Esperance trial reveals radish resistance

29 Jun, 2017 07:33 AM
Farm and General senior agronomist Andrew Heinrich, pictured with the business’ spray application trailer, says herbicide resistance in wild radish is becoming a concern in the Esperance region.
Farm and General senior agronomist Andrew Heinrich, pictured with the business’ spray application trailer, says herbicide resistance in wild radish is becoming a concern in the Esperance region.

FARMERS in the Esperance region are being urged to be mindful of developing herbicide resistance in wild radish.

Last season a trial run by Farm and General assessed different herbicides and mixes for effective wild radish control and found evidence of developing resistance in the area.

Farm and General senior agronomists Andrew Heinrich and Monica Field conducted the trial, supported by Bayer, with help from Bayer customer advisory representatives Craig White and Rick Horbury.

According to Mr Heinrich, the trial site at Nerridup had a history of wild radish problems and they suspected a level of phenoxy tolerance was present in the population.

“It’s been a problem paddock for a while and the radish population is quite large, so we were looking for options to control it in the cropping phase,” Mr Heinrich said.

“The paddock comprised non-wetting sandy soils and it was important for us to get residual control of subsequent germinations.

“Previously we have relied on 2,4-D or MCPA LVE for controlling wild radish, without getting satisfactory results.”

Using a spray trailer similar to Bayer’s Applicator Trailer, Mr Heinrich said they applied herbicide products and mixes including Velocity, Precept, MCPA LVE, Tigrex, Jaguar, MCPA LVE/Logran, Flight, Velocity/MCPA LVE, Velocity/Tigrex, Precept/Jaguar and Precept/metribuzin.

The wet start to the season ensured a good germination of wild radish.

Mr Heinrich said the conditions meant it was likely seeds emerged from the seed bank that had been dormant for a long time.

The paddock was sown with Mace wheat, which was at five-leaf to early tillering at the time of application, with the wild radish population measured at an average 30 plants per square metre, ranging in development from cotyledons up to eight-leaf stage.

“We use a spray trailer based on the Bayer Application Trailer, which allows us to mix up to nine different treatments and spray out a combination of three at one time,” Mr Heinrich said.

“We can lay-out trials relatively simply and quickly.

“With this trial, we looked at the knockdown and scored the applications out to 65 days, although we didn’t take the individual plots through to yield.

“We stayed at the top end of application rates and as we suspected MCPA tolerance, we went in at 1.5 litres a hectare, which is a lot higher rate than most farmers would be using.

“All the treatments gave us good to excellent control.

“Most of the mixes gave a good burn down of existing radish, particularly Precept and Velocity, which had good coverage of the leaves.”
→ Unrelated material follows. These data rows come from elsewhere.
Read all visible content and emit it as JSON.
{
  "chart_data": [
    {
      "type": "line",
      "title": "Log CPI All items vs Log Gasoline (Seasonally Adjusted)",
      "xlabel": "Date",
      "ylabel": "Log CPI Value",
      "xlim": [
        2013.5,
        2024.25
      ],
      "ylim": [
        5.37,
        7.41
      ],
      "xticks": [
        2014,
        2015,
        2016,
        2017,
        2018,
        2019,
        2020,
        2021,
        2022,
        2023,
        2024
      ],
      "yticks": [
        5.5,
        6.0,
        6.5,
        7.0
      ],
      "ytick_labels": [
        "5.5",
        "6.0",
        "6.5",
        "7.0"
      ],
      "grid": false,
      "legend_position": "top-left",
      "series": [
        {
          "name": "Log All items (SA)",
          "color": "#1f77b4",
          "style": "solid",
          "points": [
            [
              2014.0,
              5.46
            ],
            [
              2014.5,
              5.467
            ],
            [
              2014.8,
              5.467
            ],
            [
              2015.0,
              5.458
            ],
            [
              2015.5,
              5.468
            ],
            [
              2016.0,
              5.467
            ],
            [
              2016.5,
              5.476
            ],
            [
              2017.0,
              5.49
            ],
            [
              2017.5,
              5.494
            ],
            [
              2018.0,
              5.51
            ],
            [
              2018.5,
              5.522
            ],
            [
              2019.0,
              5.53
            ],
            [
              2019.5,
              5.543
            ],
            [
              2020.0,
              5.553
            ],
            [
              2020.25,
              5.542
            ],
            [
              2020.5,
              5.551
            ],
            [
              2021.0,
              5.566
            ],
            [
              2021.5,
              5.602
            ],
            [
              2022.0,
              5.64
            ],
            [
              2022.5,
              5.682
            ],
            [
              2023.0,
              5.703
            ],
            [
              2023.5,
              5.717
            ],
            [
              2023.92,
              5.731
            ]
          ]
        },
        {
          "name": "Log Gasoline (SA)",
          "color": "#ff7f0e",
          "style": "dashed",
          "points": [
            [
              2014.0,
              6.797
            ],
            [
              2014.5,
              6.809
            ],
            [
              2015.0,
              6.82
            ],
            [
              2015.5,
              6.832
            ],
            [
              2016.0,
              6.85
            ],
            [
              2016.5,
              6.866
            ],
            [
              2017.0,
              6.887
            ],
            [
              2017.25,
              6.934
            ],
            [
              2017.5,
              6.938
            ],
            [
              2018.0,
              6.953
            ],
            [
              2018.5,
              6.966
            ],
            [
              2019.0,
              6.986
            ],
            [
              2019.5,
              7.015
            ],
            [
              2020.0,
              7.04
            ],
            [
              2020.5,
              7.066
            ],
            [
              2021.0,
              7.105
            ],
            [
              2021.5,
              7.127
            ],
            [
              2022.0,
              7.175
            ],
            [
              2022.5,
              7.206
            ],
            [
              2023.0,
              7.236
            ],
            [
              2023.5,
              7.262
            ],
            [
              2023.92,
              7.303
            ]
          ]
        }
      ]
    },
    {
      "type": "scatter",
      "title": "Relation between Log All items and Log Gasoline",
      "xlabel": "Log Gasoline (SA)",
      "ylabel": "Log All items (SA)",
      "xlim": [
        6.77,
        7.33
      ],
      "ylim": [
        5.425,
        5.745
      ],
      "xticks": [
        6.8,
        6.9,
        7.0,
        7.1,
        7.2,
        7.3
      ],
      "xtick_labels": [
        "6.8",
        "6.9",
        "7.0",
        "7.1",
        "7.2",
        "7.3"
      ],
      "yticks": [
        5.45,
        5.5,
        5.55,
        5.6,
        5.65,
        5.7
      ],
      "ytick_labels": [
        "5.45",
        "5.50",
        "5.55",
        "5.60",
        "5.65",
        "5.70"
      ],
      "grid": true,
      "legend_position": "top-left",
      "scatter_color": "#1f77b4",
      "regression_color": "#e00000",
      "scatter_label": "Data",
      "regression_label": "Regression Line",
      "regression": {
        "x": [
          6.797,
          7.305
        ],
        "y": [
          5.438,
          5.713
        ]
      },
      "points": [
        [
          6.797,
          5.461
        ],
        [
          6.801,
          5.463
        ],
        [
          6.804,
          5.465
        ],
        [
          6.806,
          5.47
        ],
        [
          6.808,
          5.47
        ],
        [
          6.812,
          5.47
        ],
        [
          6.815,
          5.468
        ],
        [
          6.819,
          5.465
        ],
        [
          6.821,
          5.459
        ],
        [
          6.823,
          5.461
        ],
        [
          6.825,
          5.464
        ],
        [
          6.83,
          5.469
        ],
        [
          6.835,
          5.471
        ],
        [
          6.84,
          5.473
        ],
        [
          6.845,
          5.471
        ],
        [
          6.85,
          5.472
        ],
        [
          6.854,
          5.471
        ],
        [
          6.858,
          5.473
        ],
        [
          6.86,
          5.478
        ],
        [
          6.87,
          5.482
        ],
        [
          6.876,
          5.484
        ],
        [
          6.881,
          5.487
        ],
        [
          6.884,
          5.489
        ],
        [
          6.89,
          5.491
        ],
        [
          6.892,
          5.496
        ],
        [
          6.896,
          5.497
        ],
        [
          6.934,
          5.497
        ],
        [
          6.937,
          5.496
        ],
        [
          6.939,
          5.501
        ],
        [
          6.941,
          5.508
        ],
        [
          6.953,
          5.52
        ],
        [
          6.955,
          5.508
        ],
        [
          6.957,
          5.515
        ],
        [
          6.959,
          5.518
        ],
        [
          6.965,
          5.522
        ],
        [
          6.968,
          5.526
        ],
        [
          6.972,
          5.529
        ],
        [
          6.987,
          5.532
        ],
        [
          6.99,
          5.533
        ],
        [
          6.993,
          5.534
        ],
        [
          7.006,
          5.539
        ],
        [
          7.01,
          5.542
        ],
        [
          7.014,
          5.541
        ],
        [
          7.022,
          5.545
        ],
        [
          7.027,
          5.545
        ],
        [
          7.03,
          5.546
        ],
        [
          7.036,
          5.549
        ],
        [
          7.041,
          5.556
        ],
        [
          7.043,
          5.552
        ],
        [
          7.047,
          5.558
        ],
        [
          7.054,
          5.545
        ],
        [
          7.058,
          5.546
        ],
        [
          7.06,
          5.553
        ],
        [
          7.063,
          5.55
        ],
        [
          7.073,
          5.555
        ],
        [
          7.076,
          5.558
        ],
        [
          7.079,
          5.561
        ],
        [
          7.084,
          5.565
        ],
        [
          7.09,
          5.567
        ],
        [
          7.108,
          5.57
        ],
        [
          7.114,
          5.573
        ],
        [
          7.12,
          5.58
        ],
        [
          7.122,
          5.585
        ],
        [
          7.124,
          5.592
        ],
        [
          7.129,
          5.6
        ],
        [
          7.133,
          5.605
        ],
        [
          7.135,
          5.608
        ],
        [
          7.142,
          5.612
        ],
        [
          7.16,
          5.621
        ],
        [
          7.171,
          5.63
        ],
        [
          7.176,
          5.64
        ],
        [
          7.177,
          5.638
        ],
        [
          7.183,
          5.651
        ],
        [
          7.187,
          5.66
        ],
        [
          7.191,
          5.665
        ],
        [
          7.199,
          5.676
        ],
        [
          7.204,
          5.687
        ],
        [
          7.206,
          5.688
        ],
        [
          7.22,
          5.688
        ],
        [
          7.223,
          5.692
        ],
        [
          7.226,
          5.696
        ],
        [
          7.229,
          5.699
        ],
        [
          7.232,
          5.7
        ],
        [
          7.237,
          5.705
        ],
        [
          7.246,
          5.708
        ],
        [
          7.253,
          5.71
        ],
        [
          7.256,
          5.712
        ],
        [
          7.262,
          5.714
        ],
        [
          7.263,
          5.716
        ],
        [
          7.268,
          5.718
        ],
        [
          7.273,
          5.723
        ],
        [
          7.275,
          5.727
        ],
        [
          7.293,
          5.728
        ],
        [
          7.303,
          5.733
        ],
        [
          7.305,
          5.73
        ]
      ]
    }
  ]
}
Precept, from Bayer, uses a combination of pyrasulfotole and MCPA LVE.

Pyrasulfotole is the only Group H active ingredient registered for use in cereals.

It controls a wide range of broadleaf weeds and is effective against wild radish resistant to Group B, C and F herbicides.

Velocity, also from Bayer, uses the active ingredients pyrasulfotole and bromoxynil and is registered for use in wheat, barley, triticale and cereal rye.

It can be applied from the two-leaf through to fully tillered stages and is effective against broadleaf weeds that have developed resistance to herbicides containing Group B, F or I active ingredients, such as metsulfuron, diflufenican, MCPA, 2,4-D and others.

Mr Heinrich said their fears were confirmed when it came to the results from the MCPA LVE application.

“MCPA LVE showed some survivors 28 days after application,” he said.

“We saw a slightly better result with the MCPA/Logran mix, but there were still some surviving plants.

“So, as suspected, there is some tolerance in the population.

“Velocity and Precept products achieved much better control, while having something such as Tigrex, Jaguar or other products containing diflufenican, was good value as the residual control picked up subsequent germinations before they became a problem.”

While they didn’t assess the yield results, Mr Heinrich said they did find there were still plenty of effective options for growers when it came to wild radish control.

He said there was no need to keep relying on the same modes of action and risk developing resistance.

“We want growers to be mindful of resistance and pay attention to the level of control they are actually getting from their herbicides,” he said.

“Just because you can’t see radish popping out the top of the crop, doesn’t mean it hasn’t managed to set some seed.

“What we find is that when you get those early stages of tolerance developing, the plant survives and manages to set seed every year, building up the seed bank.”